The situation is such that if it wasn't for Czech TV acting as a major co-producer, the film business here may have gone belly up long ago; at the same time the public broadcaster Czech TV is not required by law to support the Czech film industry. Meanwhile, the only minuscule public source available the Fund for the Support of Cinematography can only offer so little it would almost be better off if it were a charity, says Fund representative Josef Eismann.
Currently the fund receives money by law from two direct sources - on the one hand a single Czech crown is taken from every movie theatre ticket sold: that's a little over three American cents. Second, profits made from selling the screening rights of some 950 Czech films made between 1965 - 1990, every time they appear on TV. That amounts to a yearly budget of some 90 million crowns, not very much when one considers that a single Czech film costs an average of 20 million. A new law governing the Fund is being prepared which could improve the situation considerably were it to pass in parliament. Fund representative Josef Eismann:
"At the moment a new law governing the Fund for the Support of Cinematography is being by prepared by the Culture Ministry and there are indications that the proposal should include raising the contribution from the cost of cinema tickets, as well as including a mandatory contribution from TV that would the Fund's account. We could then operate with 3 or 4 times as much as we do now. As much as 400 million crowns. Under such circumstances state support wouldn't be necessary. "
Josef Eismann says he expects the bill shall be debated in parliament during 2003 -but no one knows what final form it will take. In the meantime, Czech filmmakers won't hold their breath - they're going to continue working as they always have, within their means, within limits, and if they're lucky and talented enough, still produce good results. A case in point is Bohdan Slama's Wild Bees, this year's Czech Film and Television Academy's choice to grab an Oscar nomination; the film has already won 1st prize in Rotterdam and received the Skyy Prize at the San Francisco International Festival. But it was far from easy to make:
"A lot of friends is working with me, like actors, you know, and for me, and for me it would be much better if we had money to pay them first! With 'Wild Bees' we made the system that they were working nearly, nearly without money, and they got some percentage of money which we got back from distributors and so on. So this is the system - this is the only system how we were able to make it."If making films here is difficult there is one advantage: great artistic freedom. And in Wild Bees Bohdan Slama has made a beautiful picture on a very small budget that follows in the tradition from the 1960s of daring independent Czech films that were unabashed about their topics and unafraid to look with a peering eye at the world, at the same time telling stories that were funny, simple, moving on a human scale, bringing us closer to the ordinary lives of everyday characters than ever before.

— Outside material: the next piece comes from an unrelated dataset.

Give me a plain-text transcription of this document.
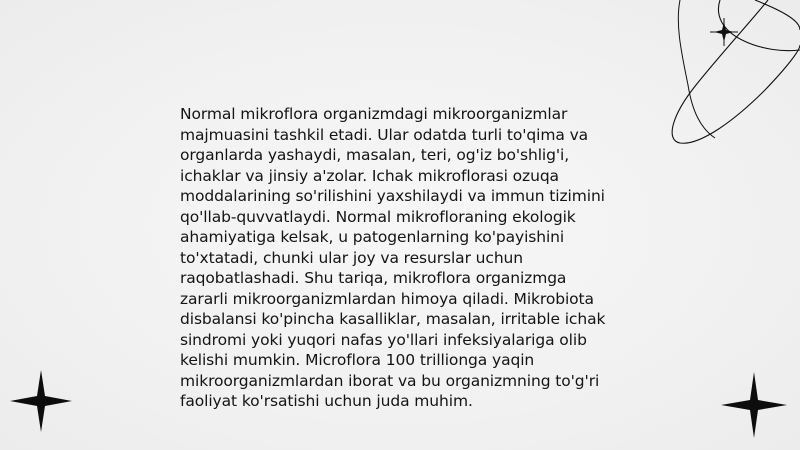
Normal mikroflora organizmdagi mikroorganizmlar majmuasini tashkil etadi. Ular odatda turli to'qima va organlarda yashaydi, masalan, teri, og'iz bo'shlig'i, ichaklar va jinsiy a'zolar. Ichak mikroflorasi ozuqa moddalarining so'rilishini yaxshilaydi va immun tizimini qo'llab-quvvatlaydi. Normal mikrofloraning ekologik ahamiyatiga kelsak, u patogenlarning ko'payishini to'xtatadi, chunki ular joy va resurslar uchun raqobatlashadi. Shu tariqa, mikroflora organizmga zararli mikroorganizmlardan himoya qiladi. Mikrobiota disbalansi ko'pincha kasalliklar, masalan, irritable ichak sindromi yoki yuqori nafas yo'llari infeksiyalariga olib kelishi mumkin. Microflora 100 trillionga yaqin mikroorganizmlardan iborat va bu organizmning to'g'ri faoliyat ko'rsatishi uchun juda muhim.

Set in a small north Moravian town shows us the daily lives of young people with almost documentary-like honesty, slowly uncovering their secret loves and dreams, and the film has many poetic moments were it hits just the right balance of bittersweet tenderness and the epiphany of small but absolutely vital personal discover.
Overall, Wild Bees is a small gem, and if you get a chance to see it, do so. It is even more remarkable when one considers the cost and toil of finding finances on the Czech scene to get good projects made.